Tutti, in Cisgiordania e Gaza, concordano sull’importanza della riconciliazione Fatah-Hamas. Diversi invece sono i pareri sulle motivazioni che hanno portato le due principali forze politiche palestinesi a porre fine al conflitto interno e a ricercare un’unità nazionale che fino ad un paio di settimane fa sembrava lontana anni luce. Per l’attivista dei diritti civili e storica portavoce palestinese Hanan Ashrawi, il passo di Fatah e Hamas è figlio anche delle trasformazioni in corso nel mondo arabo.
Cosa ha spinto Abu Mazen e Khaled Mashaal a rinunciare alle loro posizioni intransigenti e ad adottare una linea più conciliante?
Anche loro hanno subito gli effetti delle trasformazioni avvenute nel mondo arabo alle quali stiamo assistendo da alcuni mesi. C’è un clima diverso, più produttivo nella regione e in particolare in alcuni paesi molto importanti per il futuro della questione palestinese, come l’Egitto. La riconciliazione palestinese contribuisce a sua volta allo sviluppo della democrazia e dei diritti nella regione mediorientale.
Quanto ha pesato la paralisi totale del negoziato tra Anp e Israele?
Molto, la delusione tra la nostra gente è stata fortissima. La riconciliazione appena firmata perciò rappresenta una iniezione di ottimismo dopo il fallimento delle trattative con Israele che vuole colonizzare i nostri territori e non fare la pace. La riconciliazione rimette in movimento la lotta palestinese per la libertà e l’autodeterminazione. E offre ai palestinesi e alla comunità internazionale l’opportunità dare slancio all’iniziativa di settembre all’Onu (la proclamazione unilaterale di indipendenza palestinese, ndr).
Israele intanto annuncia misure di ritorsione contro il futuro esecutivo palestinese di unità nazionale.
Al governo israeliano piace dettare condizioni e non negoziare la pace. La decisione di congelare i fondi palestinesi (dazi doganali e tasse,ndr) non solo è illegale e viola gli accordi esistenti, ma è mirata ad impedire i nostri sforzi per arrivare alla proclamazione di indipendenza.
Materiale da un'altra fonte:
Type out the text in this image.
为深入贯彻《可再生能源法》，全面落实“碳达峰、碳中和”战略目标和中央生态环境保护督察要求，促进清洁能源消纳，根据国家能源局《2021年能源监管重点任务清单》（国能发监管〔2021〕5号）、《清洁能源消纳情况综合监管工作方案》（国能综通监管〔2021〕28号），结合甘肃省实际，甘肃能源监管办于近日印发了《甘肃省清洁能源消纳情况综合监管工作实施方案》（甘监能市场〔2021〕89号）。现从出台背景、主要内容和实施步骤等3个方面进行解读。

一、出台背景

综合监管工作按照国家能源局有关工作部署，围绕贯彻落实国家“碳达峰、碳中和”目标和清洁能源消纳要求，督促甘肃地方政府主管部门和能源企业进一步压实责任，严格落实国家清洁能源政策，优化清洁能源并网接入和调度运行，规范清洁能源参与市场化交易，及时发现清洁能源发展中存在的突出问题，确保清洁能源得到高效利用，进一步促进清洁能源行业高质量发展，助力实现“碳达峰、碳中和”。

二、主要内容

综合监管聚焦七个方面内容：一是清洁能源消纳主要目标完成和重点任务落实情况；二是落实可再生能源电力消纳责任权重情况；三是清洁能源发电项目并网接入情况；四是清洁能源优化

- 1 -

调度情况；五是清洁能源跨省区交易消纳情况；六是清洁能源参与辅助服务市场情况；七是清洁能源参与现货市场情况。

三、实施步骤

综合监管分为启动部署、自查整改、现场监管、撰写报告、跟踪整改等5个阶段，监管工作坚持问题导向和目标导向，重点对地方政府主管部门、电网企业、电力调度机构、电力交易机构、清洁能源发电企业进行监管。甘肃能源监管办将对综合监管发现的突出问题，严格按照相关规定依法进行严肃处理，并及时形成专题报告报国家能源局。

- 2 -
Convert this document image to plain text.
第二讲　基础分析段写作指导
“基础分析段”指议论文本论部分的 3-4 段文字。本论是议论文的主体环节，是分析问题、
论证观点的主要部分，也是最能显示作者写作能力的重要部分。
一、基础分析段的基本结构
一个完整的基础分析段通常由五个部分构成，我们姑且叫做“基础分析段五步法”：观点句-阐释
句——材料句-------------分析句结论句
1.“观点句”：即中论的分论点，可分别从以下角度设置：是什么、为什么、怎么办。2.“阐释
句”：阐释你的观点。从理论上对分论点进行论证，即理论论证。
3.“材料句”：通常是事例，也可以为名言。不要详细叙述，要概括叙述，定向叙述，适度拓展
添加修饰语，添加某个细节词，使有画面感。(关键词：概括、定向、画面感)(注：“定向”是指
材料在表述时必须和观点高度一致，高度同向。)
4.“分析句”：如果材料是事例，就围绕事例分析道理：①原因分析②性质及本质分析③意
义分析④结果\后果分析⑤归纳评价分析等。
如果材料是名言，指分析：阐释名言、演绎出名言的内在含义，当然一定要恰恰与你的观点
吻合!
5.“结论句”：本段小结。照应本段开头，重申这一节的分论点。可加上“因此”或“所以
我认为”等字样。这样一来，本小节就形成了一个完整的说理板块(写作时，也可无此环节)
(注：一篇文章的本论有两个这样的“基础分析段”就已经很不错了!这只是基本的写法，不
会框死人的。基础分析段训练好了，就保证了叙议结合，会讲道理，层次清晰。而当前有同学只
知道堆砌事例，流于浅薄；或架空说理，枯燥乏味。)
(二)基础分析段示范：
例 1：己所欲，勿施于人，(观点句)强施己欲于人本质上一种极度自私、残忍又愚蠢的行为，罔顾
Per questo speriamo che il mondo arabo e la comunità internazionale facciano ogni sforzo possibile a sostegno della riconciliazione nazionale palestinese che costituisce un serio contributo alla pace, alla stabilità e alla democrazia nella regione.
Accanto all’entusiasmo di Hanan Ashrawi c’è il realismo di Abdul Rahim Mallouh, numero 2 del Fronte popolare per la liberazione della Palestina. Il leader della più importante delle formazioni della sinistra palestinese, mette in risalto le difficoltà per la soluzione di alcuni problemi ancora irrisolti. Mallouh non è potuto andare al Cairo perché Israele non gli ha permesso di lasciare la Cisgiordania.
Quali sono i temi più scottanti dopo la riconciliazione?
Abbiamo posto all’attenzione di tutti questioni come la riorganizzazione della sicurezza nazionale, i diritti e gli spazi concessi ai partiti e alle forze politiche minoritarie, il ruolo dominante dei due movimenti principali (Hamas e Fatah) nella vita palestinese. Prendere in considerazione questi temi è importante se si vuole garantire il successo della ritrovata unità nazionale.
Pensa che sia opportuno affrontarli subito?
Discuterne al più presto farebbe gli interessi di tutti i palestinesi. La riconciliazione nazionale ha aperto spazi di discussione rimasti chiusi per anni e siamo certi che questa nuova fase avrà riflessi positivi sull’intero dibattito politico e anche sulla determinazione dei palestinesi di mettere fine all’occupazione israeliana.